Klaus Pawlowski: Die Moritat vom treuen Staatsdiener

By 23. April 2022Tagebuch

In letzten Jahr war‘s, im späten August,
der Sommer zeigte sich schwach auf der Brust.
Doch im Reichstag war nach ruhiger Nacht
der Plenarsaal frisch aus dem Schlaf erwacht

und freute sich nach der Sommerpause
auf den ersten Sitzungstag im hohen Hause.
Ein Saaldiener putzte grad Staub aus den Ecken,
da fand er etwas, das ließ ihn erschrecken.

Denn da saß auf dem Platz vierhundertundneun
ein Abgeordneter. Wie kann das sein?
Es war doch erst sechs. Er schaute kurz nach:
Ernst Betz (CDU) aus Maria Laach.

Der saß da ganz ruhig, etwas schiefgewichtig,
die Hände gefaltet und schlief offensichtlich.
Doch da! Als der Diener ihn sanft gepackt
an der Schulter, da ist er nach vorne gesackt

auf den Berg von Papieren, die vor ihm lagen.
Und dann war es klar – wie soll ich es sagen –
Ernst Betz war verstorben, welch graus’ge Enthüllung
war verschieden im Akte der Pflichterfüllung.

Und man stellte fest, das ist das Absurde,
dass er nicht etwa vergessen wurde
beim plötzlichen Aufbruch zur Sommerpause.
Man rechnet, er habe dem Hohen Hause

zwei Jahre als Toter schon beigesessen.
Welch würdiges Ende.

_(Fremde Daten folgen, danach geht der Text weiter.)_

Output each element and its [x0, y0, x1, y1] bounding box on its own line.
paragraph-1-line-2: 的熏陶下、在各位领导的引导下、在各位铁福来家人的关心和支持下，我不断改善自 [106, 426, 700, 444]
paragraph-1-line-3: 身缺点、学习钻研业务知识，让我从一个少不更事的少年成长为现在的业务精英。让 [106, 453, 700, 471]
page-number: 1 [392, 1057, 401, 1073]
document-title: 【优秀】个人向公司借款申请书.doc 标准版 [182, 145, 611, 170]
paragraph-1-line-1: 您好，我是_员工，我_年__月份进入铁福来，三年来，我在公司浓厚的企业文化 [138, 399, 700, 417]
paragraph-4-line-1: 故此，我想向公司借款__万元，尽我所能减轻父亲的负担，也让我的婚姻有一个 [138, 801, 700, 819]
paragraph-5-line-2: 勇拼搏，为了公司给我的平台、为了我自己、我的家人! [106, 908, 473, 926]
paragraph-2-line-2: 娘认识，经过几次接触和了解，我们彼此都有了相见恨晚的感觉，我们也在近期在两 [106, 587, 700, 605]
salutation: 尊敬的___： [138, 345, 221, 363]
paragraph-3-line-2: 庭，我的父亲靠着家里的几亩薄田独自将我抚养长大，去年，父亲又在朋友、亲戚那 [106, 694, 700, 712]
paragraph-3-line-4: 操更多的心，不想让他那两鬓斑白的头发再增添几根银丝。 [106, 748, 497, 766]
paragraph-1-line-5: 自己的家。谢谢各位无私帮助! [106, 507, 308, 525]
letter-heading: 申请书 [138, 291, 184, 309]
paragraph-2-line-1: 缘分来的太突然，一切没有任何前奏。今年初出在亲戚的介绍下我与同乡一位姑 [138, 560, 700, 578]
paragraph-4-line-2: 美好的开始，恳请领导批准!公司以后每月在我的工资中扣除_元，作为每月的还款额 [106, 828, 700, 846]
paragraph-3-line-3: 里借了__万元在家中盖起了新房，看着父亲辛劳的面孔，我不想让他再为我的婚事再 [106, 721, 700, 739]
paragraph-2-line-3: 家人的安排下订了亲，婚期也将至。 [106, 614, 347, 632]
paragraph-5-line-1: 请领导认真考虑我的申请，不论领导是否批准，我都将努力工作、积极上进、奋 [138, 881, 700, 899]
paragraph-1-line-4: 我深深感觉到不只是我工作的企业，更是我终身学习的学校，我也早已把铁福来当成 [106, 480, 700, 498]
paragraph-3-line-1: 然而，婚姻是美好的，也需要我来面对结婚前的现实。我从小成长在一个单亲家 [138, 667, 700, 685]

Denn er nahm unterdessen
– zwar wortkarg, doch immerhin äußerlich heil –
geduldig an allen Sitzungen teil.

Und das sei – so hat man der Presse erklärt –
ein stolzer Rekord, echt bewundernswert.
Da zeige sich klar (wenn man das schon lese):
Politikverdrossenheit? Alles nur Käse!

Erschütterung bei der Parteifreundin Maas,
die ahnungslos neben dem Schweigsamen saß.
Sie gab an, sie hätt’ seit geraumer Frist
zwar die Zwischenrufe des Parteifreunds vermisst.

Doch sei’s ja nach Kohl ziemlich ruhig gewesen
und sie sei seit zwei Jahren Oma – in Seesen.
Und die Abstimmungen? Seh’n Sie, bei dem Ritual
sind doch Stimmenthaltungen völlig normal.

Zwar hätte sie sich bei der Haushaltsdebatte,
als man jede Stimme so nötig hatte
und Betz sich enthielt, schon gefragt: wieso?
Doch das sei jetzt geklärt, und das mache sie froh.

Ob nicht der Geruch …? Man müsse das fragen …
Ja schon. Doch sie hätte – wie soll man das sagen? –
dem wenig Bedeutung beigemessen:
Der Friedrich Merz hätt’ ja vor ihr gesessen.

Und man weiß ja, dass der sich wenig bewegt
und in der Kantine den Fisch nicht verträgt.
Aber sonst? „Furchtbar traurig“, sagte sie leis’,
„dass man doch so wenig vom Anderen weiß.

Zumal, wenn der von der gleichen Partei ist.
Der Grund sei, dass man so wenig frei ist
für menschliche Nähe in diesem Betrieb.“
Aber wie gesagt: ihr Enkel, ganz lieb.

Fazit: Seitdem man die Leiche entdeckt,
ist das Parlament richtig aufgeschreckt.
SPD-Chefin Eskens – als das geschah –
hat rasch durchzählen lassen: War’n alle noch da!

Und die Grünen riefen die Crew voller Eile
zum Morgenappell vor der Siegessäule.
Als einzige fehlte die Claudia Roth:
Lag danieder in großer Gewissensnot.

Lieber rot als tot? Das ärgert sie grün.
Die CSU will Konsequenzen zieh’n:
Alle singen, weil so was ja täglich droht,
jeden Morgen die Hymne. Wer nicht aufsteht, ist tot.

Die CDU dagegen reagierte ganz knapp
und lehnte jede Verantwortung ab.
„Wir sind froh“, ließ Herr Merz die Reporter abblitzen
„wenn überhaupt noch ein paar im Plenarsaal sitzen.

In welchem Zustand, ich bitte Sie,
ist das denn so wichtig? Das war es doch nie.“
Im übrigen, wenn man nicht sicher sei:
So ein Hammelsprung trenne ja Weizen und Spreu.

Naja, die Moral ist – ich sag sie mal eben –:
Wer Hymnen singt
und wie ’n Hammel springt,
kann als Staatsdiener morgen noch leben.